Tingginya persentase NPV yaitu sekitar 80.54% dan 85.09% berarti bahwa pada
populasi penelitian kami yang mana prevalensi GAS faringitis adalah 17.3% (sesuai dengan
penelitian lainnya), pada anak yang diduga mengalami faringitis GAS dan pada kasus tidak
adanya eksudat, kemungkinan hasil kultur tenggorokan yang negative akan menjadi 80.54% dan
pada kasus dengan tidak adanya pembesaran nodus servikalis, kemungkinan hasil kultur
tenggorokan negative akan menjadi 85.09% dan tidak akan diberikan pengobatan antibiotic yang
tidak perlu, dan CDR kami dapat mengurangi kebutuhan antibiotic yang tidak perlu sebagai
pengobatan pada daerah yang pengawasanya rendah.
Pada kombinasi tes dua index, parallel tes meningkatkan nilai sensitifitas namun
menurunkan nilai spesifisitas.
Pada tes yang terurut, kami mengusulkan mengikuti dua pedoman yang mengusulkan
penatalaksanaan :
Eksudat disertai dengan pembesaran nodus servikal yang lunak memiliki persentase
sensitifitas 56.11% dan spesifisitas 44.75% yang mengindikasikan sekitar 56/99 anak dengan
kultur tenggorokan positif akan menerima pengobatan antibiotic dan sekitar 212/472 anak
dengan kutur tenggorokan negative tidak akan menerima pengobatan antibiotic (mengurangi
pengobatan antibiotic yang tidak diperlukan), dengan tingginya persentase NPV, 83% yang
mengindikasikan bahwa dalam prevalensi faringitis GAS serupa dengan penelitian kami
(17.3%), pada kasus dengan tidak adanya eksudat atau pembesaran limfa nodus yang lunak atau
pada keadaan tidak adanya eritema atau pembesaran kelenjar getah bening, kemungkinan hasil
negative kultur tenggorokan adalah 83% diantara anak yang diduga mengalami faringitis GAS
dan dengan benar tidak akan meneriman pengobatan yang tidak diperlukan (menurunkan
kebutuhan terhadap pengobatan antibiotic).

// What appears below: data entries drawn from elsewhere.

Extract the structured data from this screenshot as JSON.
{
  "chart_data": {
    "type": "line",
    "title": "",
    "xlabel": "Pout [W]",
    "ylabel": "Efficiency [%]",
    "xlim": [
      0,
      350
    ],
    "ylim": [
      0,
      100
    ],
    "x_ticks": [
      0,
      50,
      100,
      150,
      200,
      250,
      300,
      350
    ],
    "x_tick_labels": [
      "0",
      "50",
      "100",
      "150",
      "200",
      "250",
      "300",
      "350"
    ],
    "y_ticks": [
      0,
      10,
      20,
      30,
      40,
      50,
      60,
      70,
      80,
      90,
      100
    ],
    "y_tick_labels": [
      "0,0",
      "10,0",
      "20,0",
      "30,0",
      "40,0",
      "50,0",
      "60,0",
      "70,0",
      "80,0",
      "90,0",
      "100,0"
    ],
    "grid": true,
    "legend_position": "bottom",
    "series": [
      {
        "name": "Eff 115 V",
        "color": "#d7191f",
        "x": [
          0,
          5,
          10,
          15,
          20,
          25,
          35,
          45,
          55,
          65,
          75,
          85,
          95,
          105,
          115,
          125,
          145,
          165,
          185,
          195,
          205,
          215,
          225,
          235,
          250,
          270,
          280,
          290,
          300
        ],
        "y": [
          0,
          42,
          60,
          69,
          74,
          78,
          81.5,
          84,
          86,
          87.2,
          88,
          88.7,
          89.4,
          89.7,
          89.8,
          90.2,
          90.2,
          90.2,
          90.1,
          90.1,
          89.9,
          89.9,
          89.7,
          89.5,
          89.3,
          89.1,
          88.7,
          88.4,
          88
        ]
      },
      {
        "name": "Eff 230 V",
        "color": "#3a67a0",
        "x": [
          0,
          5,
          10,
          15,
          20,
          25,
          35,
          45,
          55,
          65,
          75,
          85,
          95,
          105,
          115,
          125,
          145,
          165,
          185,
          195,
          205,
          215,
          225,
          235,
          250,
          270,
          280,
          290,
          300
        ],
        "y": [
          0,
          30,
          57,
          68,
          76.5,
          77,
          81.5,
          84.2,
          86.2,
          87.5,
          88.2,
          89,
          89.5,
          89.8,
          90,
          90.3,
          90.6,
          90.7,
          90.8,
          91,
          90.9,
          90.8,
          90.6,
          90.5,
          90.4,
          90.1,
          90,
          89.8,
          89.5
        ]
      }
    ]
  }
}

Dengan adanya CDR saat ini dapat sangat membantu dalam menurunkan kebutuhan
terhadap antibiotic utuk faringitis pada anak di daerah dengan pengaturan yang kurang. Serta
mungkin sangat berguna untuk Negara-negara yang mana penggunaan RDT tidak
direkomendasikan dalam praktik saat ini. Mungkin juga dapat menarik perhatian sekitar 50%
dokter yang tidak menggunakan RDT sama sekali.
Meskipun dibeberapa penelitian yang berbeda, adanya kriteria sama yang dimasukkan
untuk meyusun atau membentuk CDR, tingkat validitas tanda dan gejala dan persentase dari
kultur tenggorokan positif faringitis GAS berbeda. Perbedaan tersebut mengindikasikan bahwa
terdapat variasi dalam manifestasi klinis dari faringitis di berbagai daerah. Namun, penelitian
tambahan dari daerah lainnya sangat dibutuhkan sebelum dilakukan modifikasi pedoman yang
akan diimplementasikan atau dilaksanakan.

Kesimpulan
Tingginya NPV atau nilai prediksi negative yaitu 83% mengindikasikan bahwa adanya
prevalensi yang serupa pada kasus dengan tidak adanya eksudat atau pembesaran kelenjar getah
bening lunak. Adanya kemungkinan hasil kultur tenggorokan faringitis GAS yang negative
diantara anak yang diduga mengalami faringits GAS adalah 83% dan dengan benar tidak akan
menerima pengobatan antibiotik yang tidak perlu.